MONTREAL - The Montreal Canadiens didn't need a lethal power play to run up a six-game winning streak, so winger Brian Gionta figures a dormant one can't explain the team's current two-game slide.
The Habs went 0-for-5 with the man advantage in a listless 2-0 loss at home to the Ottawa Senators on Monday and squandered a chance to claim sole possession of fifth in the Eastern Conference standings for the second time in three nights.
Montreal also had a 1-for-6 performance against the league's worst penalty killing team in Saturday's 3-2 shootout loss in Toronto, but Gionta says the last two defeats can't just be blamed on the Canadiens' man-advantage woes.
"That's part of it for sure, your special teams can win you games and we're not doing that right now," said Gionta, who scored both goals in Toronto and again was Montreal's best player Monday. "But I think overall our (puck) support's not there and that carries over to the power play.
"Coming up the ice we're not supporting the puck carrier, we're not getting available for him, and we're not doing a good job without the puck."
The game was billed as a battle for fifth place, and the Senators looked ripe for the picking coming off five straight losses. But right from the start, the Canadiens seemed disorganized and uninterested.
As a result, Montreal remains seventh in the conference, four points ahead of the ninth-place Atlanta Thrashers, with one game in hand.
"We lost every battle, they wanted it more than us," said Canadiens defenceman Andrei Markov. "We didn't play our game, especially in the first period. We made a few turnovers in the neutral zone and on the blue-lines. We can't play these games like that."
When the Canadiens reeled off six straight wins earlier this month, the power play was only 3-for-20. The difference was the team held a decided edge in even-strength play, which hasn't been the case the last two games.
"I don't think we put out best effort in," Gionta said. "If we played better and we lost that's one thing, but we definitely didn't put up a fight."

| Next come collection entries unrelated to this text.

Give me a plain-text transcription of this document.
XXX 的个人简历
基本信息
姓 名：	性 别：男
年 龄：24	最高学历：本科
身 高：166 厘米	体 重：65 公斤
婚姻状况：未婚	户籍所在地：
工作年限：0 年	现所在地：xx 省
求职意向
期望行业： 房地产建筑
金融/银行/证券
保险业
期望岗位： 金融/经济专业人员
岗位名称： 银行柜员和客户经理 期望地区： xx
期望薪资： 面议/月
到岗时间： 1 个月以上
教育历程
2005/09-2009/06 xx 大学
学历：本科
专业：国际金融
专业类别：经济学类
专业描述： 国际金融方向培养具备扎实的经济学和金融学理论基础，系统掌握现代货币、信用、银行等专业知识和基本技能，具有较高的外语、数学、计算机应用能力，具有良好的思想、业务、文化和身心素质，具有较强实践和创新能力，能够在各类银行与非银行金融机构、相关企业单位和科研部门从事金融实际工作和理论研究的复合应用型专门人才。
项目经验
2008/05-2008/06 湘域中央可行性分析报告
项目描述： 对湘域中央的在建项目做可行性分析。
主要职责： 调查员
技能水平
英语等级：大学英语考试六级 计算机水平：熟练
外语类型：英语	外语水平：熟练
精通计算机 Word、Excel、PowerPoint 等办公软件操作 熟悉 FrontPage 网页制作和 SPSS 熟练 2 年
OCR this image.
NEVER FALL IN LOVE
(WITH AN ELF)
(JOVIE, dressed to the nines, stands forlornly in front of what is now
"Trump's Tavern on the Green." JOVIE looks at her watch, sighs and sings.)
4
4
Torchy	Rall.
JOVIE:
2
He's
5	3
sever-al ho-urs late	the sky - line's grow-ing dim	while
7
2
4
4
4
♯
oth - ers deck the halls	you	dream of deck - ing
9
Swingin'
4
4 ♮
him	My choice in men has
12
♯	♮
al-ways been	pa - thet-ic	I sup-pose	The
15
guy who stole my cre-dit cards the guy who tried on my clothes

While the Canadiens 5-on-5 play has dipped over the past two games, some help for the power play could be on its way. Leading goal-scorer Michael Cammalleri and power-play specialist Marc-Andre Bergeron - both out with knee injuries - could be cleared to play in time for Wednesday's game in Buffalo.
Both Cammalleri and Bergeron will be seen by team doctors Tuesday morning prior to the Canadiens practice in the hopes they will be given the green light. But Markov said the pair will not magically repair the power play, which has three goals in its last 25 opportunities.
"No question they are good players, but it doesn't matter who plays on the power play," Markov said. "We have to realize it is a huge opportunity to score. We just can't play like that."
Despite the two defeats, the Canadiens are still one of the hottest teams in the league, with 15 of a possible 20 points since the Olympic break.
"That board is still tight," Gionta said of the standings. "We put ourselves in a good position after the break, but we have to make sure closing out these last nine games that we put as good an effort in as we did coming off that break."